Does DeepBGC works with plants (Brassica spp) ?

Merck / deepbgc

BGC Detection and Classification Using Deep Learning

https://doi.org/10.1093/nar/gkz654

MIT License

123 stars 27 forks source link

Does DeepBGC works with plants (Brassica spp) ? #31

Closed anani-a-missinou closed 4 years ago

anani-a-missinou commented 4 years ago

I am a Ph.D. student metabolomic/specialized plant metabolic responses to pathogens.

your deep learning approach applied to the BGC is very innovative. I'd like to apply it to my plant data to predict the biosynthetic gene cluster.

Does DEEPPBGC works with plants (Brassica spp) data ?,

IMPORTANT: These plants contain approximately 6 copies of each gene resulting from duplication and therefore a large question of neofunctionalization and subfunctionalization.

Thank you for your reply

prihoda commented 4 years ago

Hi @2AMissinou, we designed and evaluated DeepBGC only on bacteria and fungi, though there are a few BGCs coming from plants in the MIBiG training set.

If you prepare a GenBank file with annotated CDS regions, you can try running DeepBGC, I would be curious to know if you get any signal.

anani-a-missinou commented 4 years ago

Thank prihoda you for your request. Okay, I want to check on my data.

wget http://eddylab.org/software/hmmer/hmmer-3.1b2.tar.gz tar xzf hmmer-3.1b2.tar.gz cd hmmer-3.1b2 ./configure CC=gcc LDFLAGS="-static" --prefix=/path/to/install/hmmer3 make make check sudo make install

You say ""Install HMMER and put the hmmscan and hmmpress binaries on your PATH:" how can I do this . Please helped my.

And after this how can I run with my .gbk annotated file CDS regions ? or just use this code:

deepbgc pipeline mySequence.fa
deepbgc pipeline --detector path/to/myDetector.pkl mySequence.fa

How .gbk file use during this running? should i put it in a predefined folder in your program? if yes which?

Thank for all your help

prihoda commented 4 years ago

Can you use Python through BioConda instead? https://bioconda.github.io/user/install.html#install-conda. That would be an easier way to install the dependencies. After setting up bioconda, you can just run conda install deepbgc to download DeepBGC, hmmer and Prodigal automatically.

Then you can just run deepbgc download and deepbgc pipeline yourFile.gbk --output yourOutputFolder

anani-a-missinou commented 4 years ago

Dear Prihoda,

First of all, thank you for your support.

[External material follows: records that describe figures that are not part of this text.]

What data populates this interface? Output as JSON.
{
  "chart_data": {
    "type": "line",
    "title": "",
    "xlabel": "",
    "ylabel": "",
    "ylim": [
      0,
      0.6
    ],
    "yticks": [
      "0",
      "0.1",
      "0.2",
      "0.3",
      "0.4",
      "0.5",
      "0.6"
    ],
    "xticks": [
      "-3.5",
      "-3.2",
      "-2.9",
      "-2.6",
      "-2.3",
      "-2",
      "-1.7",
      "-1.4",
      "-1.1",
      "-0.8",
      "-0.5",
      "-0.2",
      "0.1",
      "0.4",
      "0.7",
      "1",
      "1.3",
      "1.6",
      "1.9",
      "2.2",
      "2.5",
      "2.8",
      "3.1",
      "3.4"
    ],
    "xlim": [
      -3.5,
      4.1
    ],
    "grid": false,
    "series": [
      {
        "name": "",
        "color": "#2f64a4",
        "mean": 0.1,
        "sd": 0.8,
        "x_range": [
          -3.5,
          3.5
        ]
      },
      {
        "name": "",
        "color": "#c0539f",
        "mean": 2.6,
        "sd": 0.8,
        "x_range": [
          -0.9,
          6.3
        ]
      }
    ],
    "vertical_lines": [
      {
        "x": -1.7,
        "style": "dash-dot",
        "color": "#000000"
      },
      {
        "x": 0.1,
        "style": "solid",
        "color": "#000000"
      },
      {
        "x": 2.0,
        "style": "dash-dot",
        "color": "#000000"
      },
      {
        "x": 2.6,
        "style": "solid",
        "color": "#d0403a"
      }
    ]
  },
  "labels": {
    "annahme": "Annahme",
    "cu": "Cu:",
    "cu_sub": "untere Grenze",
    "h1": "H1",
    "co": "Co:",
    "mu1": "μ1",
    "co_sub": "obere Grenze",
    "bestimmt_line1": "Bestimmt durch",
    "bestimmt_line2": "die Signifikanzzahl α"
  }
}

I succeeded to install DEEPBGC on our cluster using bioconda as you recommended to me.

I tried to run on my organism which has 19 Chromosomes. But It just runs on first Chromosome A01, gives 30 clusters as findings for this chromosome and breaks running on Chromosome A02.

I add on this mail, a zipped file of this output, please could you help me to avoid this error, satisfy job running of your tools and as possible help me for the exploiting this output.

have a nice day, Anani M

output.zip

prihoda commented 4 years ago

Hi @2AMissinou, you'll have to add an ACCESSION field to each record in your input GenBank file so that DeepBGC can distinguish each chromosome:

LOCUS       chrA01              23267856 bp    dna     linear   UNK 01-JAN-1980
DEFINITION  .
ACCESSION   chrA01

anani-a-missinou commented 4 years ago

Dear Prihoda,

After modifying the accessions as you recommended it to me, DeepBGC worked well and generated a BGC compendium. Thank for your support.

In total, he took out 901 clusters throughout the genome with a BGC score> 0.5.

Due to a few BGCs in plants in the MIBiG training set, can this impact the calculated BGC score? Does your pipeline have any other interesting features?

THANK YOU. Anani :)

prihoda commented 4 years ago

Hi @2AMissinou, glad to hear that.

We haven't done any evaluation specifically on plants, so this is outside my expertise :)

A simple way to think about it is that the DeepBGC score of a given protein corresponds to the similarity of the given protein to the BGC proteins found in the training set. Our notion of similarity comes from the pfam2vec method, which is a mathematical way to tell the model whether the protein contains a certain pfam (structural and functional unit) as well as whether it contains similar pfams that are often found in different homologs. The LSTM then combines this information and takes the order and combination of these pfam2vec vectors into account.

anani-a-missinou commented 4 years ago

Dear Prihoda,

Thank you for your help and your explanations. I will explore these results by examining the clusters that react in our different transcriptome. I hope this will reveal an interesting aspect of metabolic responses in plant-biotic interactions.

Anani :)

prihoda commented 4 years ago

Great to hear that. Closing this issue now, let me know if you have any more questions.